De Man erzählt an ausgewählten Beispielen von den Visionären, die ihm begegnet sind. Einer davon ist Engin Önder, ein türkischer ‘citizen journalist’. Önder startete aus Unzufriedenheit über die Berichterstattung der türkischen Medien einen eigenen Twitteraccount mit dem Namen 140journos. Mittlerweile ist er Chef einer Nachrichtenreaktion und eine wichtige Quelle unabhängiger Nachrichten aus der Türkei. Er betont immer wieder, dass es nicht darum gehe, eine bessere Gesellschaft zu schaffen, sondern eine Gesellschaft zu schaffen.
Kunst schützt Menschen
Oder Giorgio De Finis. Nachdem er zuvor immer als Erzähler und Befrager aufgetreten ist, schlüpft er hier zum ersten und einzigen Mal in eine Rolle und berichtet dem Publikum von De Finis’ Projekt „Metropoliz“. De Finis arbeitet in einer ehemaligen Salami-Fabrik in Rom, die von Menschen besetzt wurden, die er als leftover people beschreibt: Menschen die nicht mit der Gesellschaft mithalten können, Flüchtende, Obdachlose, Randständige. Um sie zusammenzubringen, lud er namhafte Künstler dazu ein, Kunstwerke zu schaffen aus dem, was sie in der Fabrik finden konnten. Daraus entwickelte sich eine Galerie für moderne Kunst, die heute einen Wert von mehreren Millionen Euro hat. Das Museum schafft einerseits einen Berührungspunkt zwischen den leftover people und den Besuchern, zum anderen schützt der Wert der Kunstwerke die Bewohner vor einer möglichen Vertreibung.
Am Ende drückt De Man – nun wieder Erzähler und Moderator des Abends – den Playmobil Figuren Schlagworte der Visionäre in die Hand. Die Figuren der 500 Jahre alten Veränderer, die Europa geprägt haben, tragen jetzt die Ideen einer neuen Generation, von der noch niemand sagen kann, wie sie Europa beeinflussen werden. Zu „To create a better society “, „Public Spaces“ und “Change Offline” gesellen sich „Time “, „Stories “, „Stay “. Die Botschaft: Wir brauchen Zeit und Geschichten, um zu verstehen. Und wir müssen bleiben und reden, gerade wenn wir völlig verschiedener Meinung sind, auch wenn das wehtut.
Spontan und charismatisch plaudert sich De Man in die Ernsthaftigkeit des Abends vor. Es ist ihm anzusehen, wie wichtig ihm sein Thema ist, wie sehr ihn diese Reise geprägt hat. Trotz der pointierten One-Man-Show steht nicht er im Mittelpunkt, sondern seine Erkenntnisse über die neue Generation an Visionären.

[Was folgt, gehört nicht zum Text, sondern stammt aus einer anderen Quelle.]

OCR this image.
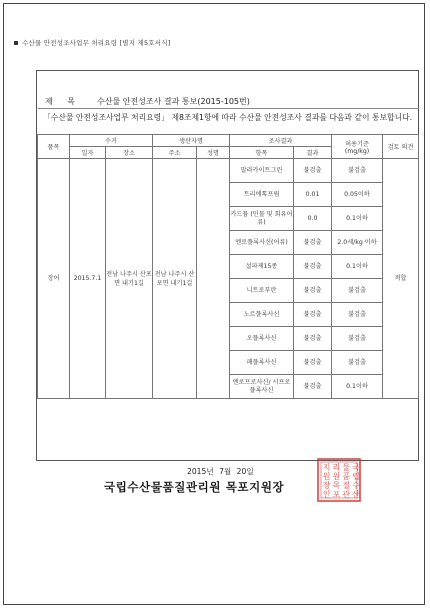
수산물 안전성조사업무 처리요령 [별지 제5호서식]
제 목 수산물 안전성조사 결과 통보(2015-105번)
「수산물 안전성조사업무 처리요령」 제8조제1항에 따라 수산물 안전성조사 결과를 다음과 같이 통보합니다.
품목	수거		생산자명		조사결과		허용기준 (mg/kg)	검토 의견
	일자	장소	주소	성명	항목	결과		
장어	2015.7.1	전남 나주시 산포면 내기1길	전남 나주시 산포면 내기1길		말라카이트그린	불검출	불검출	적합
					트리에톡프림	0.01	0.05이하	
					카드뮴 (민물 및 회유어류)	0.0	0.1이하	
					엔로플록사신(어류)	불검출	2.0세/kg 이하	
					설파제15종	불검출	0.1이하	
					니트로푸란	불검출	불검출	
					노르플록사신	불검출	불검출	
					오플록사신	불검출	불검출	
					페플록사신	불검출	불검출	
					엔로프로사신/ 시프로플록사신	불검출	0.1이하	
2015년 7월 20일
국립수산물품질관리원 목포지원장
국
립
수
산
물
품
질
관
리
원
목
포
지
원
장
인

Und um diese geht es an diesem Abend, um die neue Generation, um die leftover people, um public spaces und darum Mauern niederzureißen, ohne das De Man sich dabei in utopischen Schwärmereien verliert. Natürlich ist seine Botschaft dabei keine neue. Aber in einer Zeit, in der Europa keine selbstverständliche Institution mehr zu seien scheint, schadet es nicht, diese Gedanken zu formulieren und sie auszusprechen.